Meski demikian, Totok menyebut masih terdapat kendala dalam pasokan bahan baku untuk produksi B50.
“Saya menghimbau kepada semua pihak, termasuk kalangan industri sawit, untuk mendukung program pemerintah dalam rangka ketahanan energi untuk membuat B50. Jangan sampai terganggu program nasional kita,” tegasnya.
Antrean BBM dan Pasokan Batu Bara Disorot
Komisi XII DPR juga menerima laporan mengenai antrean panjang pembelian BBM di sejumlah daerah, khususnya wilayah Sumatera.
Totok meminta PT Pertamina Patra Niaga terus melakukan perbaikan agar distribusi BBM kepada masyarakat berjalan lancar.
“Kita berkali-kali menyampaikan kepada Patra Niaga agar hal itu diatasi. Mudah-mudahan mereka telah bekerja keras untuk mengatasinya,” ujarnya.
Totok mengatakan peningkatan permintaan BBM bersubsidi antara lain dipengaruhi pergeseran konsumen dari BBM nonsubsidi akibat perbedaan harga sehingga pengelolaan pasokan dan distribusi perlu dilakukan secara tepat.

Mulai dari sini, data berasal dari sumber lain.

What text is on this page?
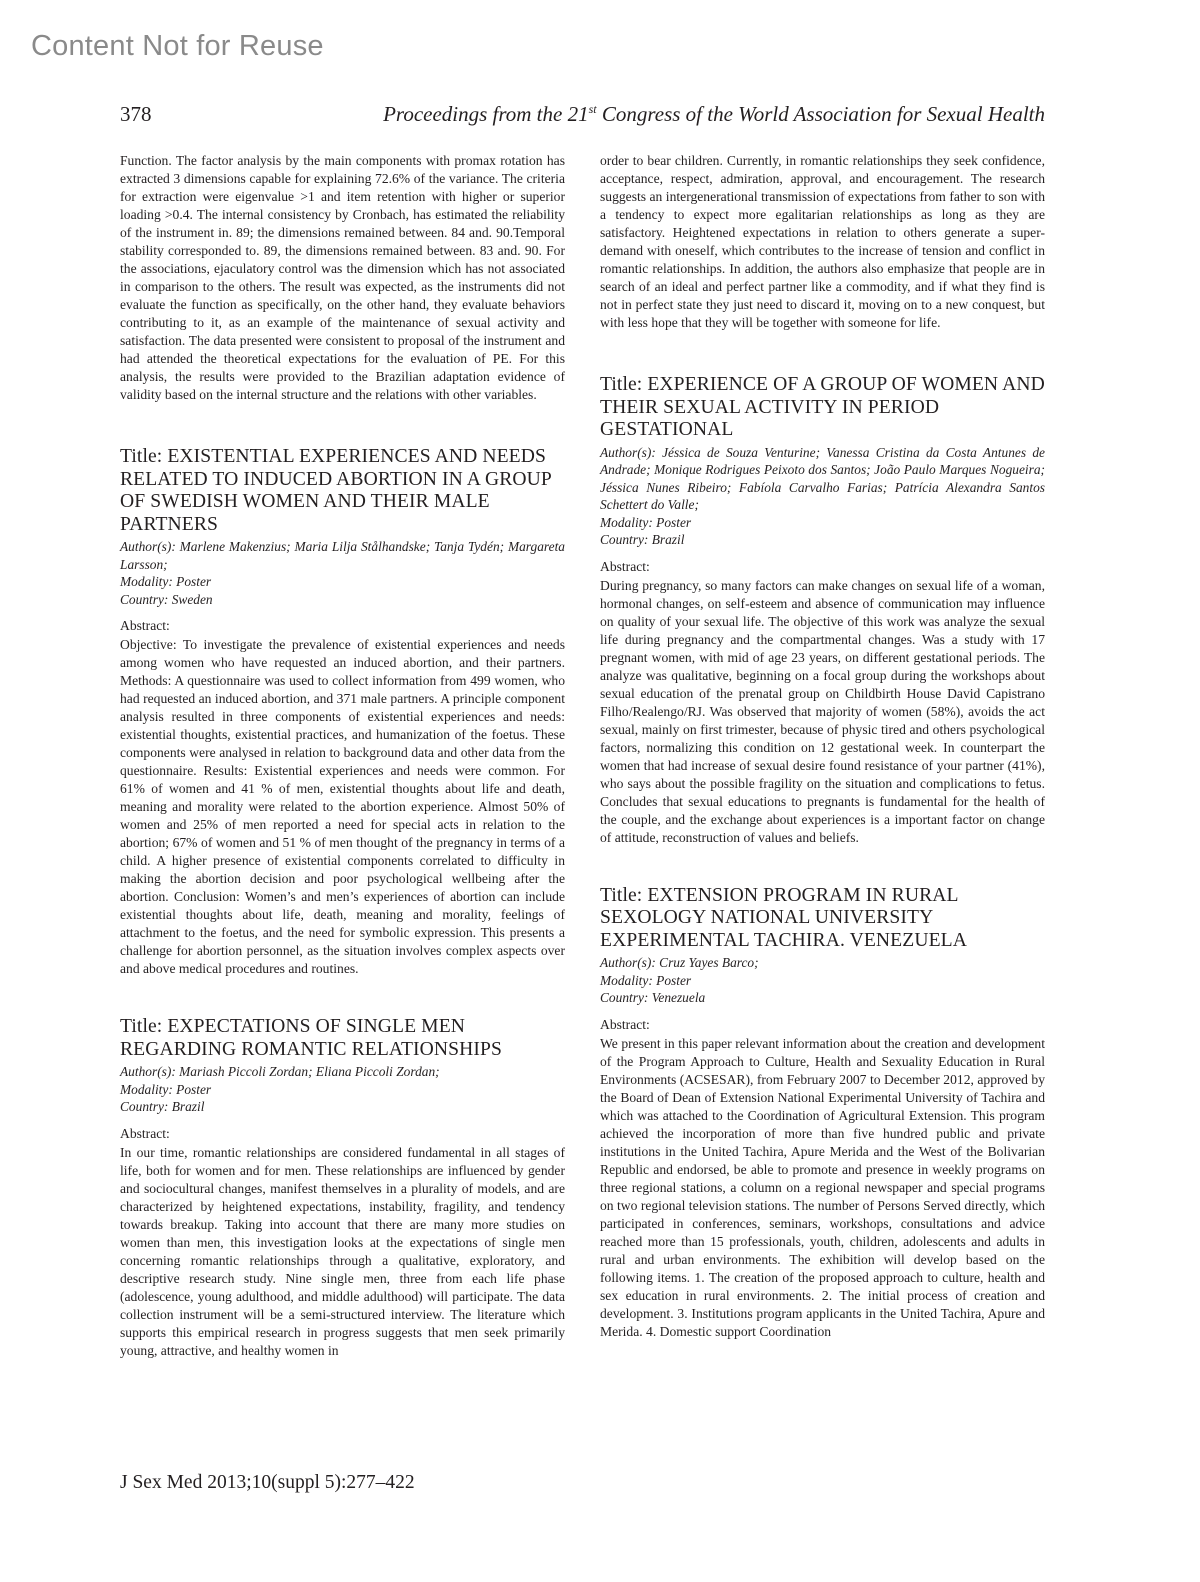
Content Not for Reuse
378	Proceedings from the 21st Congress of the World Association for Sexual Health

Function. The factor analysis by the main components with promax rotation has extracted 3 dimensions capable for explaining 72.6% of the variance. The criteria for extraction were eigenvalue >1 and item retention with higher or superior loading >0.4. The internal consistency by Cronbach, has estimated the reliability of the instrument in. 89; the dimensions remained between. 84 and. 90.Temporal stability corresponded to. 89, the dimensions remained between. 83 and. 90. For the associations, ejaculatory control was the dimension which has not associated in comparison to the others. The result was expected, as the instruments did not evaluate the function as specifically, on the other hand, they evaluate behaviors contributing to it, as an example of the maintenance of sexual activity and satisfaction. The data presented were consistent to proposal of the instrument and had attended the theoretical expectations for the evaluation of PE. For this analysis, the results were provided to the Brazilian adaptation evidence of validity based on the internal structure and the relations with other variables.

Title: EXISTENTIAL EXPERIENCES AND NEEDS RELATED TO INDUCED ABORTION IN A GROUP OF SWEDISH WOMEN AND THEIR MALE PARTNERS

Author(s): Marlene Makenzius; Maria Lilja Stålhandske; Tanja Tydén; Margareta Larsson;

Modality: Poster

Country: Sweden

Abstract:

Objective: To investigate the prevalence of existential experiences and needs among women who have requested an induced abortion, and their partners. Methods: A questionnaire was used to collect information from 499 women, who had requested an induced abortion, and 371 male partners. A principle component analysis resulted in three components of existential experiences and needs: existential thoughts, existential practices, and humanization of the foetus. These components were analysed in relation to background data and other data from the questionnaire. Results: Existential experiences and needs were common. For 61% of women and 41 % of men, existential thoughts about life and death, meaning and morality were related to the abortion experience. Almost 50% of women and 25% of men reported a need for special acts in relation to the abortion; 67% of women and 51 % of men thought of the pregnancy in terms of a child. A higher presence of existential components correlated to difficulty in making the abortion decision and poor psychological wellbeing after the abortion. Conclusion: Women’s and men’s experiences of abortion can include existential thoughts about life, death, meaning and morality, feelings of attachment to the foetus, and the need for symbolic expression. This presents a challenge for abortion personnel, as the situation involves complex aspects over and above medical procedures and routines.

Title: EXPECTATIONS OF SINGLE MEN REGARDING ROMANTIC RELATIONSHIPS

Author(s): Mariash Piccoli Zordan; Eliana Piccoli Zordan;

Modality: Poster

Country: Brazil

Abstract:

In our time, romantic relationships are considered fundamental in all stages of life, both for women and for men. These relationships are influenced by gender and sociocultural changes, manifest themselves in a plurality of models, and are characterized by heightened expectations, instability, fragility, and tendency towards breakup. Taking into account that there are many more studies on women than men, this investigation looks at the expectations of single men concerning romantic relationships through a qualitative, exploratory, and descriptive research study. Nine single men, three from each life phase (adolescence, young adulthood, and middle adulthood) will participate. The data collection instrument will be a semi-structured interview. The literature which supports this empirical research in progress suggests that men seek primarily young, attractive, and healthy women in

order to bear children. Currently, in romantic relationships they seek confidence, acceptance, respect, admiration, approval, and encouragement. The research suggests an intergenerational transmission of expectations from father to son with a tendency to expect more egalitarian relationships as long as they are satisfactory. Heightened expectations in relation to others generate a super-demand with oneself, which contributes to the increase of tension and conflict in romantic relationships. In addition, the authors also emphasize that people are in search of an ideal and perfect partner like a commodity, and if what they find is not in perfect state they just need to discard it, moving on to a new conquest, but with less hope that they will be together with someone for life.

Title: EXPERIENCE OF A GROUP OF WOMEN AND THEIR SEXUAL ACTIVITY IN PERIOD GESTATIONAL

Author(s): Jéssica de Souza Venturine; Vanessa Cristina da Costa Antunes de Andrade; Monique Rodrigues Peixoto dos Santos; João Paulo Marques Nogueira; Jéssica Nunes Ribeiro; Fabíola Carvalho Farias; Patrícia Alexandra Santos Schettert do Valle;

Modality: Poster

Country: Brazil

Abstract:

During pregnancy, so many factors can make changes on sexual life of a woman, hormonal changes, on self-esteem and absence of communication may influence on quality of your sexual life. The objective of this work was analyze the sexual life during pregnancy and the compartmental changes. Was a study with 17 pregnant women, with mid of age 23 years, on different gestational periods. The analyze was qualitative, beginning on a focal group during the workshops about sexual education of the prenatal group on Childbirth House David Capistrano Filho/Realengo/RJ. Was observed that majority of women (58%), avoids the act sexual, mainly on first trimester, because of physic tired and others psychological factors, normalizing this condition on 12 gestational week. In counterpart the women that had increase of sexual desire found resistance of your partner (41%), who says about the possible fragility on the situation and complications to fetus. Concludes that sexual educations to pregnants is fundamental for the health of the couple, and the exchange about experiences is a important factor on change of attitude, reconstruction of values and beliefs.

Title: EXTENSION PROGRAM IN RURAL SEXOLOGY NATIONAL UNIVERSITY EXPERIMENTAL TACHIRA. VENEZUELA

Author(s): Cruz Yayes Barco;

Modality: Poster

Country: Venezuela

Abstract:

We present in this paper relevant information about the creation and development of the Program Approach to Culture, Health and Sexuality Education in Rural Environments (ACSESAR), from February 2007 to December 2012, approved by the Board of Dean of Extension National Experimental University of Tachira and which was attached to the Coordination of Agricultural Extension. This program achieved the incorporation of more than five hundred public and private institutions in the United Tachira, Apure Merida and the West of the Bolivarian Republic and endorsed, be able to promote and presence in weekly programs on three regional stations, a column on a regional newspaper and special programs on two regional television stations. The number of Persons Served directly, which participated in conferences, seminars, workshops, consultations and advice reached more than 15 professionals, youth, children, adolescents and adults in rural and urban environments. The exhibition will develop based on the following items. 1. The creation of the proposed approach to culture, health and sex education in rural environments. 2. The initial process of creation and development. 3. Institutions program applicants in the United Tachira, Apure and Merida. 4. Domestic support Coordination

J Sex Med 2013;10(suppl 5):277–422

Selain BBM, Totok meminta perusahaan tambang, terutama yang berorientasi ekspor, tetap memenuhi kewajiban Domestic Market Obligation (DMO) untuk menjamin kebutuhan batu bara sektor kelistrikan nasional.
“Kita ingin seluruh perusahaan-perusahaan tambang, terutama yang ekspor, memiliki kewajiban DMO. Pasokan PLN jangan sampai terganggu. Itu harapan kita,” pungkas Totok.